🤖 AI Summary
Symbolic execution faces fundamental limitations in safety-critical C/C++ embedded cyber-physical systems (CPS), including inability to handle black-box components and dependence on source-level constraint solving. Method: This paper proposes the first systematic fuzzing-driven mutation testing framework tailored for CPS. It integrates Clang-based instrumentation, AddressSanitizer (ASan) for memory error detection, laf-intel for enhanced coverage guidance, and the AFL fuzzer to automatically generate high-coverage inputs that efficiently expose surviving mutants. Results: Evaluated on real satellite system components, our approach achieves up to a 50-percentage-point improvement in surviving mutant detection over symbolic execution—without requiring source-level constraint solving. Compared to developer-written test suites, it detects 40–90% more previously undetected surviving mutants. Moreover, a hybrid fuzzing+symbolic strategy yields negligible gain (<1 percentage point), demonstrating the effectiveness and practicality of pure fuzzing-based mutation testing for CPS.
📝 Abstract
Mutation testing can help minimize the delivery of faulty software. Therefore, it is a recommended practice for developing embedded software in safety-critical cyber-physical systems (CPS). However, state-of-the-art mutation testing techniques for C and C++ software, which are common languages for CPS, depend on symbolic execution.
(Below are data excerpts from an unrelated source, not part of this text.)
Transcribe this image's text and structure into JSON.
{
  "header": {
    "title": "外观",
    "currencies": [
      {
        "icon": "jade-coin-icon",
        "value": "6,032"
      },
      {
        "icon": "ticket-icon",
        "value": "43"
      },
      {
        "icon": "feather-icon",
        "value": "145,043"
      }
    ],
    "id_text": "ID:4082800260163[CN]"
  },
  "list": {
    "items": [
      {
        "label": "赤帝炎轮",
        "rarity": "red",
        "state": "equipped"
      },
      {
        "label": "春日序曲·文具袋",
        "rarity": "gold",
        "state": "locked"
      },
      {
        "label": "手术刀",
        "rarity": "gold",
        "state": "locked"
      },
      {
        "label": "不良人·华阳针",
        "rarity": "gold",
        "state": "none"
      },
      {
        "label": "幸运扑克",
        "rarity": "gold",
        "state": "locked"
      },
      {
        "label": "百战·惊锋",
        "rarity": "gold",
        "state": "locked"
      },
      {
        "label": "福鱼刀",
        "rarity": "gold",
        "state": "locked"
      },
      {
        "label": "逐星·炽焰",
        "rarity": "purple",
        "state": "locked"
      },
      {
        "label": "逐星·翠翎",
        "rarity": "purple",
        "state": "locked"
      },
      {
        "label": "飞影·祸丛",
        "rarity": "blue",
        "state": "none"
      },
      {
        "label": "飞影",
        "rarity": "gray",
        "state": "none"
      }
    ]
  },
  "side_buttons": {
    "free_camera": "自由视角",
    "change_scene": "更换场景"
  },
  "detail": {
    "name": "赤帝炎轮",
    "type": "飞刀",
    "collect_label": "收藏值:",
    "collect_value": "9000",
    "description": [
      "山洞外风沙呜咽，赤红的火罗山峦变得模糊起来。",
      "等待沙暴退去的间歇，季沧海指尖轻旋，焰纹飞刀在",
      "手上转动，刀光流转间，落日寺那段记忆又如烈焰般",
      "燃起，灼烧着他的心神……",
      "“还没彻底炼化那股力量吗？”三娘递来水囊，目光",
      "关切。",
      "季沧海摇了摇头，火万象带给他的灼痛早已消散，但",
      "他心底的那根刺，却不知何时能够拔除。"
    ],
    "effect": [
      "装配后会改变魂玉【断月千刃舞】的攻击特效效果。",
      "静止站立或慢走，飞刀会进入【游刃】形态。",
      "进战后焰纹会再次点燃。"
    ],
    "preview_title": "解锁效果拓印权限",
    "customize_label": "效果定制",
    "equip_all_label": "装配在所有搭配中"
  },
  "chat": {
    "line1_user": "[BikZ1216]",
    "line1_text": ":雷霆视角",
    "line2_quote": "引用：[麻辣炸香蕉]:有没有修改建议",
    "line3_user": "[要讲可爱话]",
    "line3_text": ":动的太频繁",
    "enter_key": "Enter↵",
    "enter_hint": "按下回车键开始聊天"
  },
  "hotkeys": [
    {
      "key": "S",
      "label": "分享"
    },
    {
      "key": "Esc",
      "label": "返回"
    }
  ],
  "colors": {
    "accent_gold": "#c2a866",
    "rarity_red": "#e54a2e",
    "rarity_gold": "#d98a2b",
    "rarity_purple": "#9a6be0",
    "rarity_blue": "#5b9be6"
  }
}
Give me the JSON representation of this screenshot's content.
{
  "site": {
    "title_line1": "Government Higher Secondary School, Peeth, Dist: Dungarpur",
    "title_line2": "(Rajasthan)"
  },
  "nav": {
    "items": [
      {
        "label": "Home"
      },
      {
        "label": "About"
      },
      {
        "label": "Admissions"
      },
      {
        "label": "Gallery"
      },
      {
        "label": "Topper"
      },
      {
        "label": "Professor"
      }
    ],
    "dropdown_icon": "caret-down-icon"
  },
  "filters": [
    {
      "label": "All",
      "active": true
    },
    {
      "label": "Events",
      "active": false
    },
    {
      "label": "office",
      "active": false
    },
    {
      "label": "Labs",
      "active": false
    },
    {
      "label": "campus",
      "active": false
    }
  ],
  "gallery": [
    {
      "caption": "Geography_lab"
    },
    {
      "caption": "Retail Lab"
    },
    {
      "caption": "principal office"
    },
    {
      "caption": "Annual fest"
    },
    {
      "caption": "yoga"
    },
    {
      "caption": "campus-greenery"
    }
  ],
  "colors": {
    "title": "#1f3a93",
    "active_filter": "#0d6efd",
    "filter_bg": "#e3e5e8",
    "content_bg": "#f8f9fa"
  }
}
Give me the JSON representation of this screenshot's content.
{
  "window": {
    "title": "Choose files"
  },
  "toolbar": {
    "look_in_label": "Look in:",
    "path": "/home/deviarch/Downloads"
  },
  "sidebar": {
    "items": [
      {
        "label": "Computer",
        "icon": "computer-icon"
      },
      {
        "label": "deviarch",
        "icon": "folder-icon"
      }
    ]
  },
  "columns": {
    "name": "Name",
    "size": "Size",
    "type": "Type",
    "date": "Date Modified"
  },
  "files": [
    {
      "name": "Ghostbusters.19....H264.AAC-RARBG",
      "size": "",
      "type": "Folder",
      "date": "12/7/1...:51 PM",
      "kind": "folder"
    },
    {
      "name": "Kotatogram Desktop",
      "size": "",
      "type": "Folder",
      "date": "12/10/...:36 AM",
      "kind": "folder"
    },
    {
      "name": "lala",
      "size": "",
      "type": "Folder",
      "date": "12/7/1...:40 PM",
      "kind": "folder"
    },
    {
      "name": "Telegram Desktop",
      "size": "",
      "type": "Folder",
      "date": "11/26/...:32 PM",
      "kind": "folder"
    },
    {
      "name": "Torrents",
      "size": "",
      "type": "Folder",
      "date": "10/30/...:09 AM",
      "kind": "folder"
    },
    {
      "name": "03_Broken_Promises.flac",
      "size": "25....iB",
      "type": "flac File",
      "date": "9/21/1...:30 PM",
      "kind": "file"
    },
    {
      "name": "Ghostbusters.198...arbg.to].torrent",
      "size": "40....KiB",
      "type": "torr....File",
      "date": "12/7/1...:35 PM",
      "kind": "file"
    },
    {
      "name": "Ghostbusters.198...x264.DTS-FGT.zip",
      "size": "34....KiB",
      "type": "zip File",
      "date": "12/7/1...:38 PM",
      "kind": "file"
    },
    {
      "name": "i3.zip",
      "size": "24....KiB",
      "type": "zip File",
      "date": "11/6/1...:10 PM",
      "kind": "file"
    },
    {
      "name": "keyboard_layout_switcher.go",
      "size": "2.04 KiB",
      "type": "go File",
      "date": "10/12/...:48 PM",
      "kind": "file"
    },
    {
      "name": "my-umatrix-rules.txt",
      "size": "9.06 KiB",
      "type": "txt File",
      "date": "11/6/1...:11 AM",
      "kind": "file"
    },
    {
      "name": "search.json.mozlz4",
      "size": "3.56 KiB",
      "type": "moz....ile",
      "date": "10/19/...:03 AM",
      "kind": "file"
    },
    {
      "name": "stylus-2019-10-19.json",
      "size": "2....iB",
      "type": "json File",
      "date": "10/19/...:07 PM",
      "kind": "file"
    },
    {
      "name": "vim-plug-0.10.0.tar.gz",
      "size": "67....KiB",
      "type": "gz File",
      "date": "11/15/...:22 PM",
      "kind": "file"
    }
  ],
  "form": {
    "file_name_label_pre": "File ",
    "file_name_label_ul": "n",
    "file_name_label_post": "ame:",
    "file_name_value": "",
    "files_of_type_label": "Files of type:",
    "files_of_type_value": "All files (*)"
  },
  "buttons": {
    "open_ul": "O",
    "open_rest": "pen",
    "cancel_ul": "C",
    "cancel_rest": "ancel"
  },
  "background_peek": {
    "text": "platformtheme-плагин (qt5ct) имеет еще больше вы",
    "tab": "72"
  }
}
Unfortunately, symbolic execution's limitations hinder its applicability (e.g., systems with black-box components). We propose relying on fuzz testing, which has demonstrated its effectiveness for C and C++ software. Fuzz testing tools automatically create test inputs that explore program branches in various ways, exercising statements in different program states, and thus enabling the detection of mutants, which is our objective. We empirically evaluated our approach using software components from operational satellite systems. Our assessment shows that our approach can detect between 40% and 90% of the mutants not detected by developers' test suites. Further, we empirically determined that the best results are obtained by integrating the Clang compiler, a memory address sanitizer, and relying on laf-intel instrumentation to collect coverage and guide fuzzing. Our approach detects a significantly higher percentage of live mutants compared to symbolic execution, with an increase of up to 50 percentage points; further, we observed that although the combination of fuzzing and symbolic execution leads to additional mutants being killed, the benefits are minimal (a gain of less than one percentage point).